Noosa Heads, in Queensland, is one of Australia’s best family beaches. Facing north, it is more like an ocean cul-de-sac, with generally gentler surf conditions than might be found on the more open beaches. Just behind the beach is the famous Hastings Street shopping strip. High fashion boutiques, art galleries, and trendy restaurants run along its shopper-friendly pavements, shaded by lush, leafy trees.
The Gold Coast’s Burleigh Heads is famous for its pine tree backdrop and great point break surf. The famous Burleigh Barrel, a power-packed tube loved by all surfers is driven by solid swells and prevailing SE winds. Burleigh’s shopping precinct just off the beach is a quiet and eclectic collection of shops and cafes.
Byron Bay, in northern New South Wales, is considered Australia’s alternative lifestyle capital. The trendy town centre, boasting top-quality eateries and pubs, is fronted by a superb beach. The lack of high-rise development adds to the clean, laid-back appeal of this pristine location. Close to the beach strip are subtropical rainforests and national parks that you can easily visit.
On Sydney’s northern coastline, Palm Beach is noted as a residential suburb for the wealthy as much as for its surf beach. Situated on a peninsula, the beach has stunning Pacific Ocean front expanses with a variety of swells, and there are gentler waters on the west of the peninsular at Pittwater. Surrounding bushland adds to the feeling of genteel serenity.

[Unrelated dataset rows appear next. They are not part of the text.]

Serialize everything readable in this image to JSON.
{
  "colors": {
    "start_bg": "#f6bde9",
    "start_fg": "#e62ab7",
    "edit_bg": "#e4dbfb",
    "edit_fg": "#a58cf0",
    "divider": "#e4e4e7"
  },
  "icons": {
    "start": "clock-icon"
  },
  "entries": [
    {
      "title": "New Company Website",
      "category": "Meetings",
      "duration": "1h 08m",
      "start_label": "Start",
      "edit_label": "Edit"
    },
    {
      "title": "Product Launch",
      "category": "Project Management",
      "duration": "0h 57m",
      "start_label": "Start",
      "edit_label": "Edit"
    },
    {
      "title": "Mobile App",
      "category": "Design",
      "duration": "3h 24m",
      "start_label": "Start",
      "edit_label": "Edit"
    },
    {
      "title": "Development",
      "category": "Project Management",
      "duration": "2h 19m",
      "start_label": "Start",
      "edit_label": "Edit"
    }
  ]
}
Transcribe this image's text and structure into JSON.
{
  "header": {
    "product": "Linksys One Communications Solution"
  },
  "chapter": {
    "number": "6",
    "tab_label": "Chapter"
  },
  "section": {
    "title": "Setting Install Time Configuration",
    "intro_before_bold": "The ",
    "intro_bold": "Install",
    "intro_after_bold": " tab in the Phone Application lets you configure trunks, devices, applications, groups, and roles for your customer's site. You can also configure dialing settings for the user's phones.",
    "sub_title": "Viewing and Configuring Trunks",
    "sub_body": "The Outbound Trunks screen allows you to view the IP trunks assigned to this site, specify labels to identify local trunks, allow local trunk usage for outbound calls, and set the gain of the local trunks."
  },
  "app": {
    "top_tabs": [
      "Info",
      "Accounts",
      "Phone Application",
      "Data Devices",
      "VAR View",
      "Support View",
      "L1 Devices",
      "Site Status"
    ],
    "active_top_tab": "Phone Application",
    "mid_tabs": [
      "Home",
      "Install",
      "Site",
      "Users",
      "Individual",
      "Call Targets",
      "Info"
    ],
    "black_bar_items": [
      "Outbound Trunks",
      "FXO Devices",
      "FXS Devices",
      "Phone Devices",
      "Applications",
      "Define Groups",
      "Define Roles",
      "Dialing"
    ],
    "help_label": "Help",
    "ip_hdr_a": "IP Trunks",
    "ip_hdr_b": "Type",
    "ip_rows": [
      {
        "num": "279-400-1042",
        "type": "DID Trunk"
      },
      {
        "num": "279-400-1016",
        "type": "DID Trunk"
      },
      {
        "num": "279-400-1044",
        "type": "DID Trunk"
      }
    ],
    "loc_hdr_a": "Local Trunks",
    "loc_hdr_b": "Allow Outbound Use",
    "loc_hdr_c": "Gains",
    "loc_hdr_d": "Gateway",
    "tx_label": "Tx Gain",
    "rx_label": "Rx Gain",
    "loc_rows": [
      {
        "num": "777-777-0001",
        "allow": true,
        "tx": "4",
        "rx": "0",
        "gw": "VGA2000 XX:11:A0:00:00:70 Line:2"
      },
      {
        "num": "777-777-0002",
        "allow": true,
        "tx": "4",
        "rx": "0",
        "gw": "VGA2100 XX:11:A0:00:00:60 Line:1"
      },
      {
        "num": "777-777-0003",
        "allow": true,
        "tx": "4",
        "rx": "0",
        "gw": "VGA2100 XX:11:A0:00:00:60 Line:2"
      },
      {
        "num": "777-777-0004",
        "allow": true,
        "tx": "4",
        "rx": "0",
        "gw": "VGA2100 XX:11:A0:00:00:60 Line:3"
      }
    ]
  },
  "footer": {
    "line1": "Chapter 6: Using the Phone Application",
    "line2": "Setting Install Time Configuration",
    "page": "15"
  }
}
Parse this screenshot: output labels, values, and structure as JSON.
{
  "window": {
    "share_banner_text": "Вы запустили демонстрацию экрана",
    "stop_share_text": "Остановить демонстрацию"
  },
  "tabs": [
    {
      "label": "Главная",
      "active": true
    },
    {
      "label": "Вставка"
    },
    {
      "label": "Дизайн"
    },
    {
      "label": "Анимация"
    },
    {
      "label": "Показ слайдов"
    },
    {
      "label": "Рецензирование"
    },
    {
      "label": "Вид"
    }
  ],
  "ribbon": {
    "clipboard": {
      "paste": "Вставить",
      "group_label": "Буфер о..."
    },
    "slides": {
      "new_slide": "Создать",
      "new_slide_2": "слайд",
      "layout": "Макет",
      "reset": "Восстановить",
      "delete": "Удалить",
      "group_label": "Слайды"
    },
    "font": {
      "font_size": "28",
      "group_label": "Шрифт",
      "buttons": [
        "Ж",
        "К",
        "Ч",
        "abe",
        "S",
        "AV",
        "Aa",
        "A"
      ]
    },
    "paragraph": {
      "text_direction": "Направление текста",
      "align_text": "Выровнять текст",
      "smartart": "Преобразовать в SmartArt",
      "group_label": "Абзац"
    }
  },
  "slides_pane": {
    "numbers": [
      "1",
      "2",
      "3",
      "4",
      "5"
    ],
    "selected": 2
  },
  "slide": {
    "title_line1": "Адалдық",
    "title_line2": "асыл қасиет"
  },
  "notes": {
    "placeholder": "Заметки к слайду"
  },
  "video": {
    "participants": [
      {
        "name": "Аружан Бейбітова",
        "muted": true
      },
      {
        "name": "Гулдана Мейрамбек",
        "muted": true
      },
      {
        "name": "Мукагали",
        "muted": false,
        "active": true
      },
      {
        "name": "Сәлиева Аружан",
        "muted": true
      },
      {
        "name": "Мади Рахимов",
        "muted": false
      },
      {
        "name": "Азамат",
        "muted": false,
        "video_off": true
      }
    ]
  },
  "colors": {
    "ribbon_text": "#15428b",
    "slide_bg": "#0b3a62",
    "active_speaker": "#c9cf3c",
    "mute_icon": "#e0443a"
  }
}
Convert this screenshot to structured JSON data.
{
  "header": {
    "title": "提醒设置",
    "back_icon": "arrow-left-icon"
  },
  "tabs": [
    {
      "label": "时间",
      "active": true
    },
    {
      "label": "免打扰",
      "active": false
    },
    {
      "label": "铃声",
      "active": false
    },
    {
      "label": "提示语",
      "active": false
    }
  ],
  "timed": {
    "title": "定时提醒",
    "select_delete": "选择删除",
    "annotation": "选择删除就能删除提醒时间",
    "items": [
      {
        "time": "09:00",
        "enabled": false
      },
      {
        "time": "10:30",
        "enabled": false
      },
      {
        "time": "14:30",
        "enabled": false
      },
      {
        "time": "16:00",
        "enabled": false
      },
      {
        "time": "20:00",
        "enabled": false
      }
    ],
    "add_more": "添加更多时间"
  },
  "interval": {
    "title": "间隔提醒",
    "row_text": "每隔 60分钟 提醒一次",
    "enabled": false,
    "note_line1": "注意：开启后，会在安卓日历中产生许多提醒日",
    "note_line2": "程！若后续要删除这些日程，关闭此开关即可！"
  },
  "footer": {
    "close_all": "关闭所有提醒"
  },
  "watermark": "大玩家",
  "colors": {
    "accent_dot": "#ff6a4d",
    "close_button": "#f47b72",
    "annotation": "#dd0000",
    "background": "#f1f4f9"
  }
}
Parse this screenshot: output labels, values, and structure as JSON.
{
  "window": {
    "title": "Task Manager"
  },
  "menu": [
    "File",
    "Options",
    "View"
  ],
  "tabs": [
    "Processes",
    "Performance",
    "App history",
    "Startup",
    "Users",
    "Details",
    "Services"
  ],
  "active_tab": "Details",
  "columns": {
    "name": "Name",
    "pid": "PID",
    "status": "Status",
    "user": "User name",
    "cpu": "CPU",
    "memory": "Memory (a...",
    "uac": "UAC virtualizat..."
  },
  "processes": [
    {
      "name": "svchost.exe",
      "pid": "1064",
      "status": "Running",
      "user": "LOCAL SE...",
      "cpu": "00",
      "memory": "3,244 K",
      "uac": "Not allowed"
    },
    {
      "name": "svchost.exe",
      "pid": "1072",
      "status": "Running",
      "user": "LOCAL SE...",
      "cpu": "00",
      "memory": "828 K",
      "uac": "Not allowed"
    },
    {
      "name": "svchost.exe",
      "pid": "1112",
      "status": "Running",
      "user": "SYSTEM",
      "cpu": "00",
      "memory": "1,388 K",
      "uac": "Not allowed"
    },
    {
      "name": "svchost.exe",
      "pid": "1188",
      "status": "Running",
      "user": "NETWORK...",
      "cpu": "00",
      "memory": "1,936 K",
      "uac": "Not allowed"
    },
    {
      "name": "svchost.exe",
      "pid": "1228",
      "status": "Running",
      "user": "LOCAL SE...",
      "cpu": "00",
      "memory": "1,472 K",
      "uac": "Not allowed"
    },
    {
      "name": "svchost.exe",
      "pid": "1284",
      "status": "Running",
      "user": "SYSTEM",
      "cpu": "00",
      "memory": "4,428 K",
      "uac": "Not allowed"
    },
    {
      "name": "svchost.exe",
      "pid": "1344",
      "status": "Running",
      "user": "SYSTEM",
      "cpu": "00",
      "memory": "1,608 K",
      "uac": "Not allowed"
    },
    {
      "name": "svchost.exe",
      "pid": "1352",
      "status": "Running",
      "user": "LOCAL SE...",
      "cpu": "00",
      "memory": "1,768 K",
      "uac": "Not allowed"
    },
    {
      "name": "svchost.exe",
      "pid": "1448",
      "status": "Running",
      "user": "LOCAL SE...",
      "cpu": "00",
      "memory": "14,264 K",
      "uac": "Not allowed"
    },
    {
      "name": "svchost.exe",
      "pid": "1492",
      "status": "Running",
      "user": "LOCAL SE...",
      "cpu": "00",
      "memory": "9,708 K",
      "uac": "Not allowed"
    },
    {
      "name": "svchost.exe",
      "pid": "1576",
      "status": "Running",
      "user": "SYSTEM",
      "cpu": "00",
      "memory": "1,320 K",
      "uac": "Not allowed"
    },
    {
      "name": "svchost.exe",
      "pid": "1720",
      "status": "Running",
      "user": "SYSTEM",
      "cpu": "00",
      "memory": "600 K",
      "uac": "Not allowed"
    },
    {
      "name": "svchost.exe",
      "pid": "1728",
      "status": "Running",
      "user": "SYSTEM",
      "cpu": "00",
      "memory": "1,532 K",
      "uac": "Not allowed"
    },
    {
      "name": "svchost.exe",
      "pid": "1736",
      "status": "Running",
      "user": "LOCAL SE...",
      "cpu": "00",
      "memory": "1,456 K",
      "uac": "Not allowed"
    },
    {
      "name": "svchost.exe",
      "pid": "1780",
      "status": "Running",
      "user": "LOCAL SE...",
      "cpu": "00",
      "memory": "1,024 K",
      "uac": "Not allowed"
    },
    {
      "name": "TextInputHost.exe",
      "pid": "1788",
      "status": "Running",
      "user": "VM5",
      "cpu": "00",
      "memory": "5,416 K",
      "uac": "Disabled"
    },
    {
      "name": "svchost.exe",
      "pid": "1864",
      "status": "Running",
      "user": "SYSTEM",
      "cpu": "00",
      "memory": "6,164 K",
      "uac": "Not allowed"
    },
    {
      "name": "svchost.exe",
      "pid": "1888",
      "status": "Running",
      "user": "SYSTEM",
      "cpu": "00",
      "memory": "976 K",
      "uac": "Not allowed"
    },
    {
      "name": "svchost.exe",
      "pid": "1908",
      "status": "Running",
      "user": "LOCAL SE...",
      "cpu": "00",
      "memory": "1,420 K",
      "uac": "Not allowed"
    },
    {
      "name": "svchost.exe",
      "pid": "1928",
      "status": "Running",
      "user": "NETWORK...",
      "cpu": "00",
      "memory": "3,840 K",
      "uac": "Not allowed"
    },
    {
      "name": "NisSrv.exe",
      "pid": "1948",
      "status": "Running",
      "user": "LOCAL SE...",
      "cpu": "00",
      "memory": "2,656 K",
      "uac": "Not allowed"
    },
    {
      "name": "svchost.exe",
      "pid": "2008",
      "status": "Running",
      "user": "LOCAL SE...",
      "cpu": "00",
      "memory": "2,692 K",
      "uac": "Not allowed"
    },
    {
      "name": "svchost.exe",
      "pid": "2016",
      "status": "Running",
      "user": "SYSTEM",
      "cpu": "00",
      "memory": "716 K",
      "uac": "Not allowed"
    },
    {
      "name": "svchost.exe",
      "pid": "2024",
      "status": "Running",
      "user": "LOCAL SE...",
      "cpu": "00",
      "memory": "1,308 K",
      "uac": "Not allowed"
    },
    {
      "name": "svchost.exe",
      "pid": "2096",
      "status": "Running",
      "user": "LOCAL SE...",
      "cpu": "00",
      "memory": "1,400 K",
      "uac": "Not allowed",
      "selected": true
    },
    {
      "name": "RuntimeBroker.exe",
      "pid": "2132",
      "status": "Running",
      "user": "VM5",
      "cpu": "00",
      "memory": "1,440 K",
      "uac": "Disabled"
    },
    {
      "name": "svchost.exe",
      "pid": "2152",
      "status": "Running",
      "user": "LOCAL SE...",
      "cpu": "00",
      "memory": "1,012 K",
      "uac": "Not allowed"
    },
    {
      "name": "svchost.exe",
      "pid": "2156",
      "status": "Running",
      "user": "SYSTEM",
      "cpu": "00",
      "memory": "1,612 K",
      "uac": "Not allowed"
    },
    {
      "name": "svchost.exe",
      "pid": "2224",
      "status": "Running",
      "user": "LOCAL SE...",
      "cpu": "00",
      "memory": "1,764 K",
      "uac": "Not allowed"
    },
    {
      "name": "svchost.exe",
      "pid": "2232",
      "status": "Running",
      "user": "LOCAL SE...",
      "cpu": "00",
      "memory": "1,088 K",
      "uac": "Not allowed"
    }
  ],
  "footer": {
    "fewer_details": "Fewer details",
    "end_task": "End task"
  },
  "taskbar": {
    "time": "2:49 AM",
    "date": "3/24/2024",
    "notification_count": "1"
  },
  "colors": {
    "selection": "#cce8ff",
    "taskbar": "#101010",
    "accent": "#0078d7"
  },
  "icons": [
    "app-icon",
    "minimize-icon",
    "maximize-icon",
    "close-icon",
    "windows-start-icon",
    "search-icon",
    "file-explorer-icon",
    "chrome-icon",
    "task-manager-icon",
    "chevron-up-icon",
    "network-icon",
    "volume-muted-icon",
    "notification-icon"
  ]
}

Australia’s most famous beach, Sydney’s Bondi Beach, is where Australian beach culture originated. This stunning beach, bounded by rocky points at either end, abuts a vast promenade with a distinctively old world charm. Its wide stretch of sand is dominated by the grand old Bondi Pavilion, built in 1928. Campbell Parade, running parallel to the beach, is a people watcher’s delight.